Ras : Tinker
Schofthoogt : 1.35 - 1.70 M
Kleur : Bruin en zwart bond, maar ook egale kleuren zoals zwart
Herkomst : Ierland/Engeland
Temperament : Koudbloed
Gebruik : Tuig en rijpaard
Karakter : Slim, Eigenwijs en rustig
Bijzonderheden : Veel beharing
De Tinker is een middelgroot, meestal bont paard afkomstig uit het Verenigd Koninkrijk en Ierland. Bont betekent dat het paard meerdere kleuren heeft. De kleuren zijn bijna altijd wit met bruin of wit met zwart. Er zijn echter ook egaal gekleurde Tinkers. De Tinker staat bekend als een sterk, rustig en betrouwbaar dier.
De Tinker komt oorspronkelijk uit Ierland en Engeland. De naam komt van het Ierse woord tinceard (tinsmid: scheldnaam voor zigeuners). Vanwege hun bonte aftekening waren de dieren goed herkenbaar (en moeilijk te stelen) en werden ze niet geconfisqueerd door het Engelse leger omdat ze te opvallend waren. De Tinker wordt nu voornamelijk gebruikt als recreatiepaard, ook aangespannen.
In toenemende mate worden Tinkers ingezet in de sport. Er zijn Tinkers die dressuur lopen in de hogere klassen en/of die kunnen springen.

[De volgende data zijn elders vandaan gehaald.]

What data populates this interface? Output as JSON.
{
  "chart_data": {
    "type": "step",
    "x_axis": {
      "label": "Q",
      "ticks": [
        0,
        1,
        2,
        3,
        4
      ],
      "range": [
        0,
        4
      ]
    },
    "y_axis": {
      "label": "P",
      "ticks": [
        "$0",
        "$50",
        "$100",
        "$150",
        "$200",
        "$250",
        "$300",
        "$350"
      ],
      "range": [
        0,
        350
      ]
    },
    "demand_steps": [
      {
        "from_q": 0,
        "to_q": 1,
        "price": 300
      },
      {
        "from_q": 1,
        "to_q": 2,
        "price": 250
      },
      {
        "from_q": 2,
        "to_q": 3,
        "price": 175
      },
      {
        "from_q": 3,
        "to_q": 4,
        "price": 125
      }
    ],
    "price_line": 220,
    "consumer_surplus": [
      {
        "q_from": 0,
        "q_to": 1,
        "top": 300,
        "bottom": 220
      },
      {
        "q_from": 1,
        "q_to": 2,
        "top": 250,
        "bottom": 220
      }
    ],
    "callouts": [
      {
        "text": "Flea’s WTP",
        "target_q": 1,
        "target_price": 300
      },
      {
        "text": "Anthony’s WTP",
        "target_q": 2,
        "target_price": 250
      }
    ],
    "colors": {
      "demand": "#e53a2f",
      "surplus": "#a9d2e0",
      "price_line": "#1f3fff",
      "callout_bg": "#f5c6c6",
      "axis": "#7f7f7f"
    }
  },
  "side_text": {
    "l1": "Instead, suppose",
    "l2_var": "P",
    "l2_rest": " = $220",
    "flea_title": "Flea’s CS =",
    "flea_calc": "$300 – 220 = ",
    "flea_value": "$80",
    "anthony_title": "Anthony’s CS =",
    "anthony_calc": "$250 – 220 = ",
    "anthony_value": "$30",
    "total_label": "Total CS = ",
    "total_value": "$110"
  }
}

Het standaardtype Tinker heeft een gemiddelde schofthoogte van 1,50 m waardoor men kan spreken van een klein paard ofwel een grote pony. Een Tinker van drie jaar oud moet een stokmaat van minimaal 1,35 m hebben.
Tijdens de winter heeft het dier een dikke vacht. Die dikke vacht beschermt tegen kou en de lange haren zorgen voor het vlot aflopen van regenwater. In de zomer is de vacht kort en glanzend. De manen en staart zijn altijd lang, krullend of recht. De Tinker heeft lange vetlokken: lange haren op de onderbenen van het paard. Dit wordt samen met staart en manen behang genoemd.

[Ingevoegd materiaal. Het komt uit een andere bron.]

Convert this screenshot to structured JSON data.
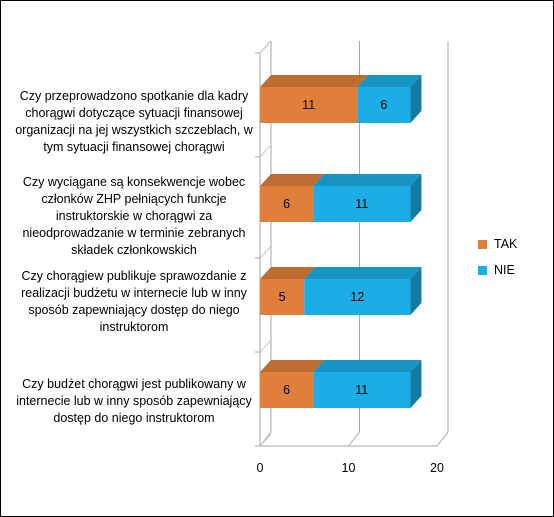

Tinkers hebben een breed hoofd met grote ogen en kleine oren. De voorbenen zijn gespierd. De dijbenen zijn ook stevig gebouwd, ze dienen platte spronggewrichten te hebben, niet te hoekig en ook niet te recht. De hoeven moeten hard zijn. Niet te smal met goede verzenen. Tinkers hebben soms een zogenaamd maanoog. Bij een maanoog mist het oog pigment in de iris en kleurt het oog lichtblauw tot wit.
Het is een rustig koudbloedpaard en heeft een goed, eerlijk en slim, maar soms ook een eigenwijs karakter. Daarnaast zijn ze zeer nieuwsgierig en dapper. Tinkers hebben een goed uithoudingsvermogen.
De Tinker stamt af van verschillende andere paardenrassen. De meeste invloed komt waarschijnlijk van de Shire, Clydesdale en Fell pony. Het ras is ontstaan dankzij de rondreizende zigeuners. Zij hadden een paard nodig om de welbekende zigeunerwagens te kunnen trekken. De zigeuners hebben vooral gefokt op karakter. Om ruimte op de woonwagen te besparen, had deze geen bok maar werd er gemend vanaf een losse stoel in de deuropening. Dit maakte een zeer betrouwbaar paard noodzakelijk.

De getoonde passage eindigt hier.